Madrid Human-Computer Laboratory, Universidad Politécnica de Madrid, 28660 Boadilla del Monte, Spain.
Sensors (Basel). 2021 May 31;21(11):3807. doi: 10.3390/s21113807.
: At present, sensor-based systems are widely used to solve distributed problems in changing environments where sensors are controlled by intelligent agents. On Multi-Agent Systems, agents perceive their environment through such sensors, acting upon that environment through actuators in a continuous cycle. These problems have not always been addressed from an ad-hoc perspective, designed specifically for the circumstances of the problem at hand. Instead, they have been modelled under a common mathematical framework as distributed constrained optimisation problems (DCOP). : The question to answer is how sensor-based scenarios have been modelled as DCOPs in changing environments known as Dynamic DCOP and what their trends, gaps, and progression are. : A systematic mapping study of Dynamic DCOPs has been conducted, considering the scattered literature and the lack of consensus in the terminology. : Given the high complexity of distributed constraint-based problems, priority is given to obtaining sub-optimal but fast responses with a low communication cost. Other trending aspects are the scalability and guaranteeing the solution over time. : Despite some lacks in the analysis and experimentation in real-world scenarios, a large set that is applicable to changing sensor-based scenarios is evidenced, along with proposals that allow the integration of off-the-shell constraint-based algorithms.
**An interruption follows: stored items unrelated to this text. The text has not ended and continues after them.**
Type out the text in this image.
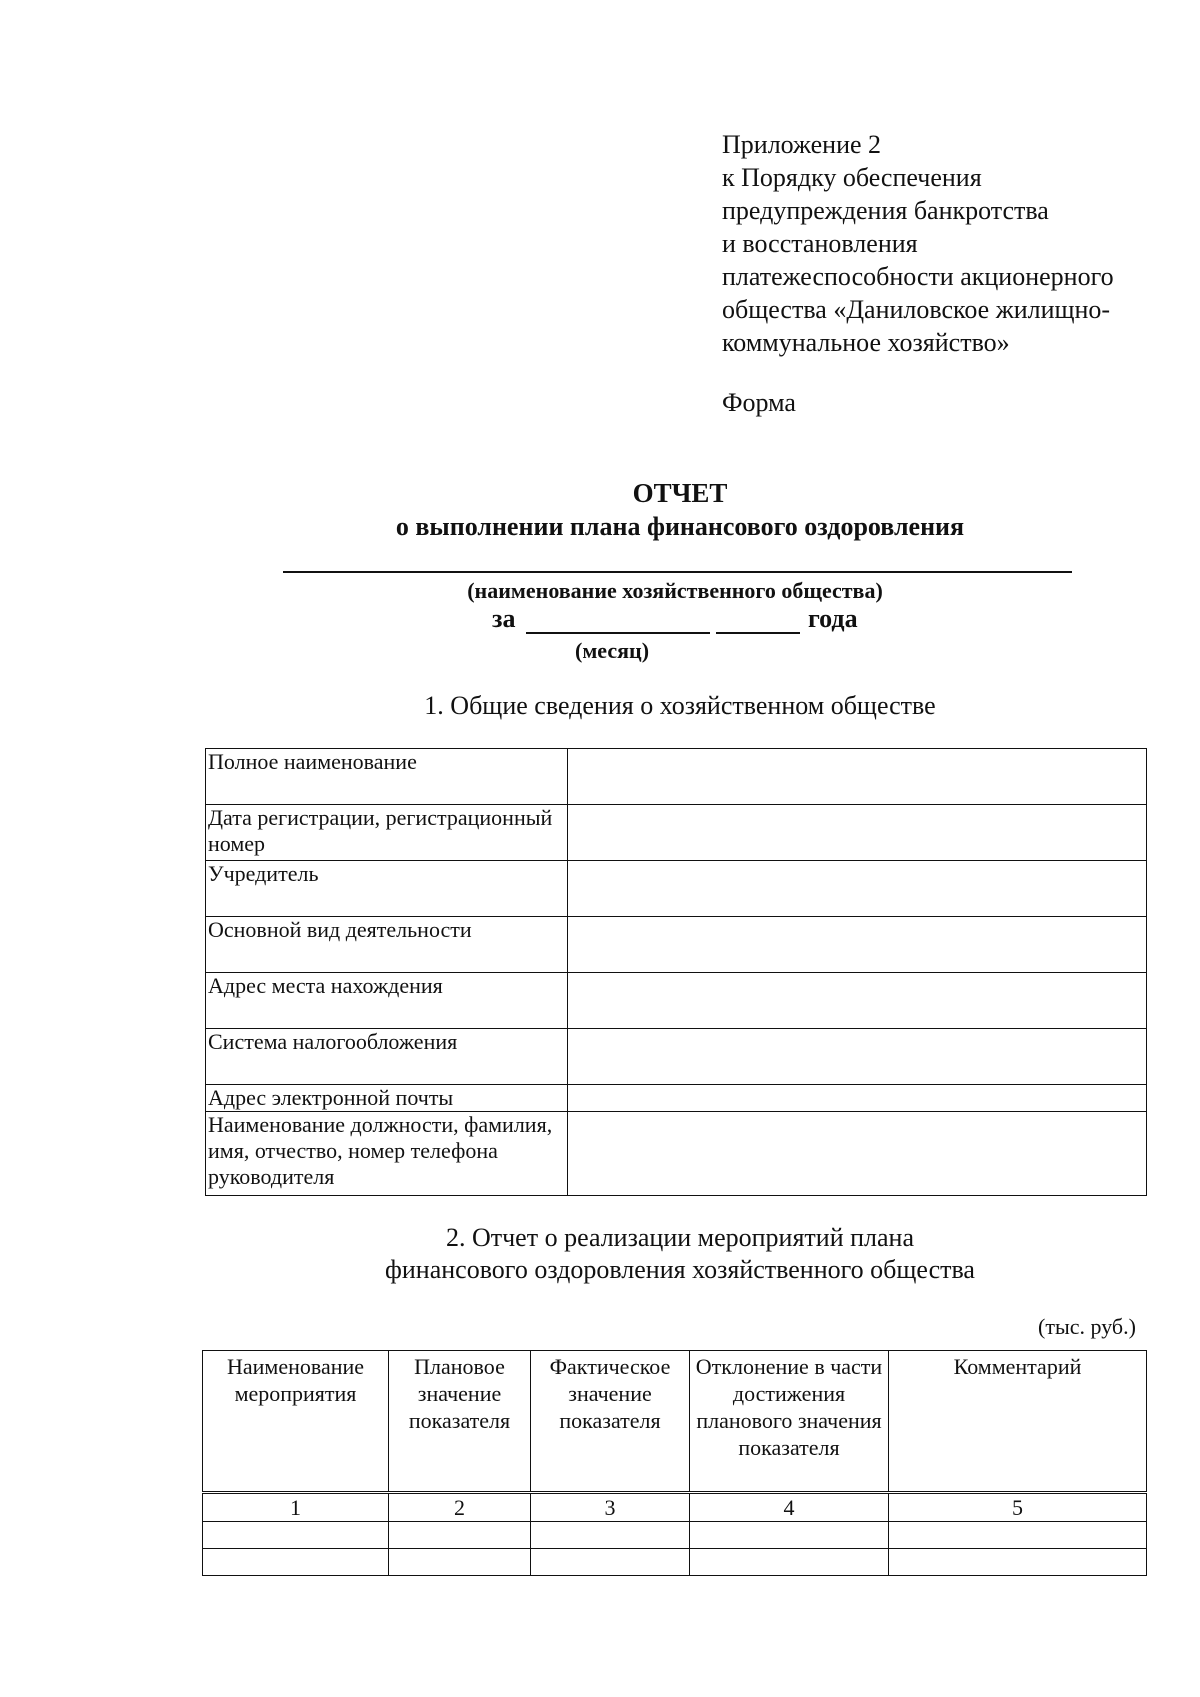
Приложение 2
к Порядку обеспечения
предупреждения банкротства
и восстановления
платежеспособности акционерного
общества «Даниловское жилищно-
коммунальное хозяйство»
Форма
ОТЧЕТ
о выполнении плана финансового оздоровления
(наименование хозяйственного общества)
за	года
(месяц)
1. Общие сведения о хозяйственном обществе
Полное наименование	
Дата регистрации, регистрационный номер	
Учредитель	
Основной вид деятельности	
Адрес места нахождения	
Система налогообложения	
Адрес электронной почты	
Наименование должности, фамилия, имя, отчество, номер телефона руководителя	
2. Отчет о реализации мероприятий плана
финансового оздоровления хозяйственного общества
(тыс. руб.)
Наименование мероприятия	Плановое значение показателя	Фактическое значение показателя	Отклонение в части достижения планового значения показателя	Комментарий
1	2	3	4	5
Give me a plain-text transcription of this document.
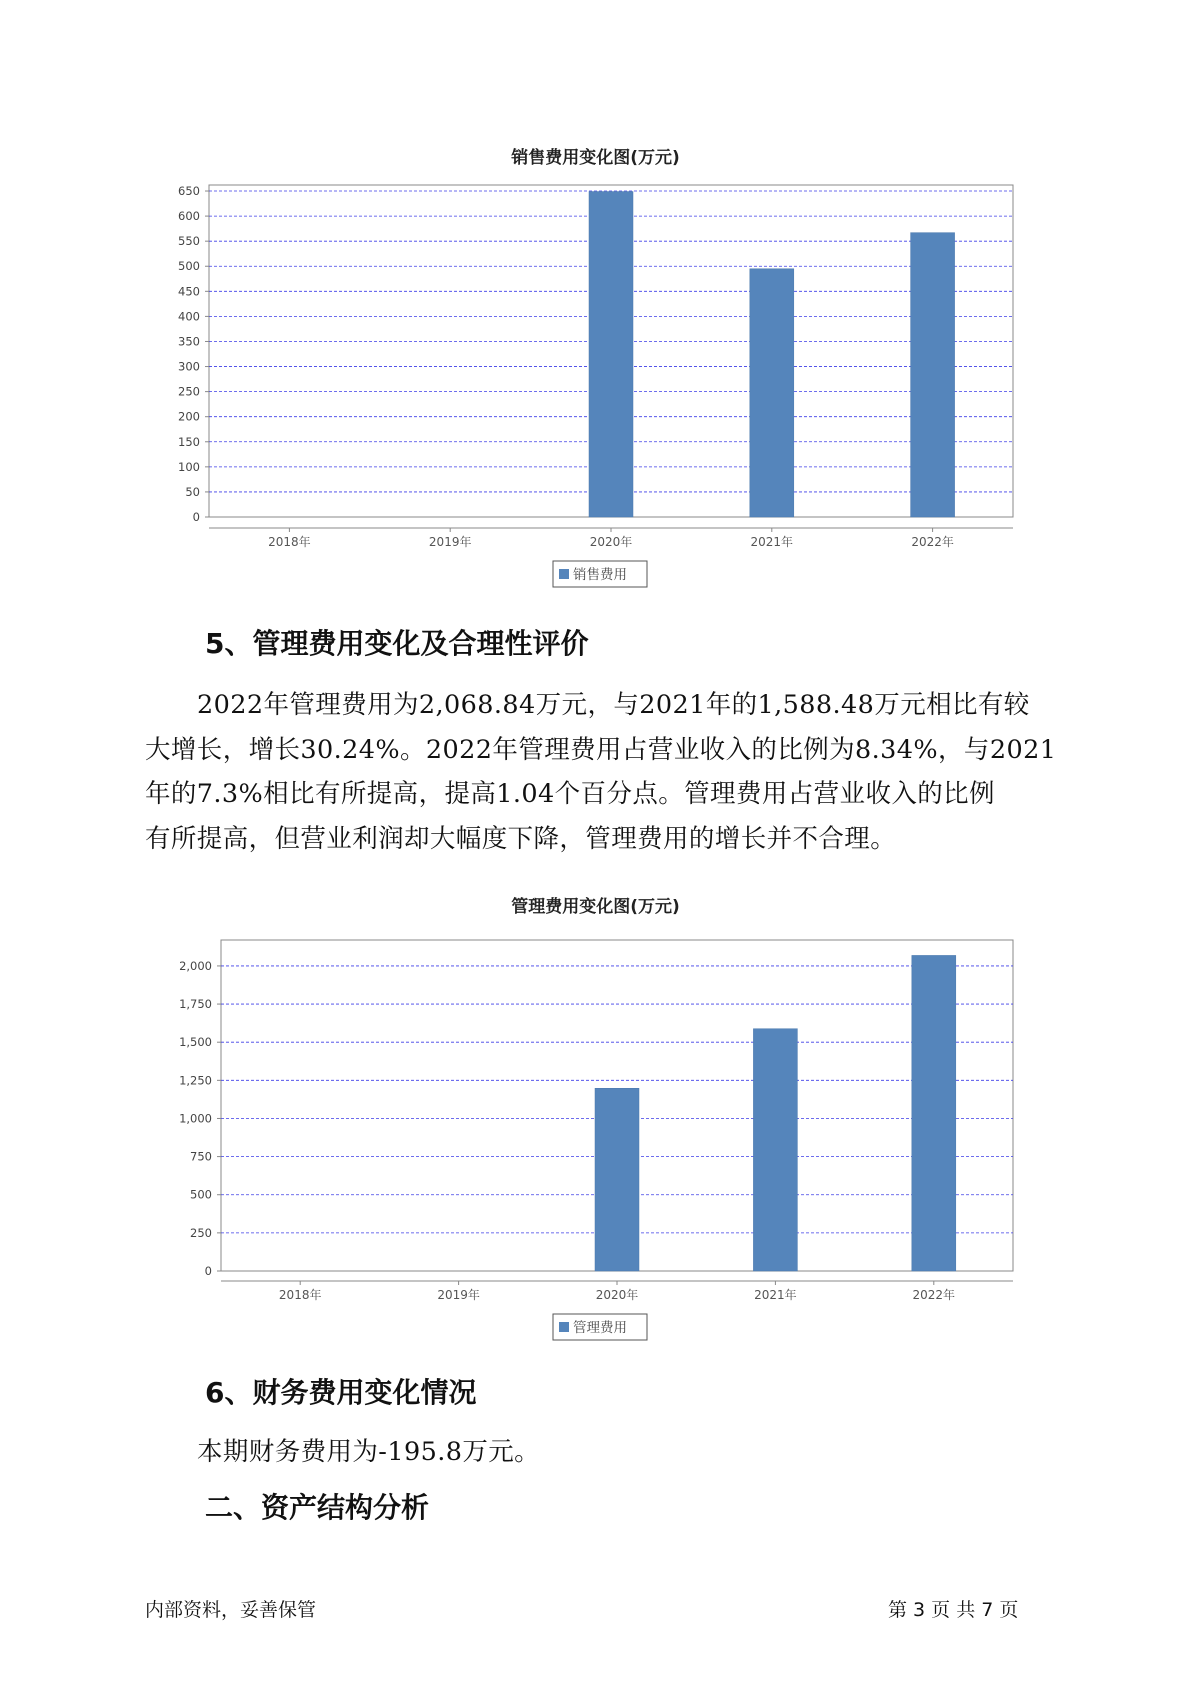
销售费用变化图(万元)
0
50
100
150
200
250
300
350
400
450
500
550
600
650
2018年	2019年	2020年	2021年	2022年
销售费用
5、管理费用变化及合理性评价
2022年管理费用为2,068.84万元，与2021年的1,588.48万元相比有较
大增长，增长30.24%。2022年管理费用占营业收入的比例为8.34%，与2021
年的7.3%相比有所提高，提高1.04个百分点。管理费用占营业收入的比例
有所提高，但营业利润却大幅度下降，管理费用的增长并不合理。
管理费用变化图(万元)
0
250
500
750
1,000
1,250
1,500
1,750
2,000
2018年	2019年	2020年	2021年	2022年
管理费用
6、财务费用变化情况
本期财务费用为-195.8万元。
二、资产结构分析
内部资料，妥善保管	第 3 页 共 7 页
目前,基于传感器的系统被广泛用于解决变化环境中的分布式问题,在这些环境中,传感器由智能代理控制。在多智能体系统中,代理通过这些传感器感知其环境,并通过执行器在一个连续的循环中对环境进行操作。这些问题并非总是从特定于手头问题情况的特定角度来解决的,而是在一个通用的数学框架下被建模为分布式约束优化问题(DCOP)。需要回答的问题是,基于传感器的场景如何在变化的环境中被建模为称为动态 DCOP 的 DCOP,以及它们的趋势、差距和进展是什么。
已经对动态 DCOP 进行了系统的映射研究,考虑到文献分散和术语缺乏共识的情况。鉴于分布式约束问题的高度复杂性,优先考虑获得具有低通信成本的次优但快速的响应。其他趋势方面是可扩展性和保证解决方案随时间的变化。尽管在真实场景的分析和实验中存在一些不足,但证据表明了一组适用于变化的基于传感器的场景的大型解决方案,以及允许集成现成的基于约束的算法的提案。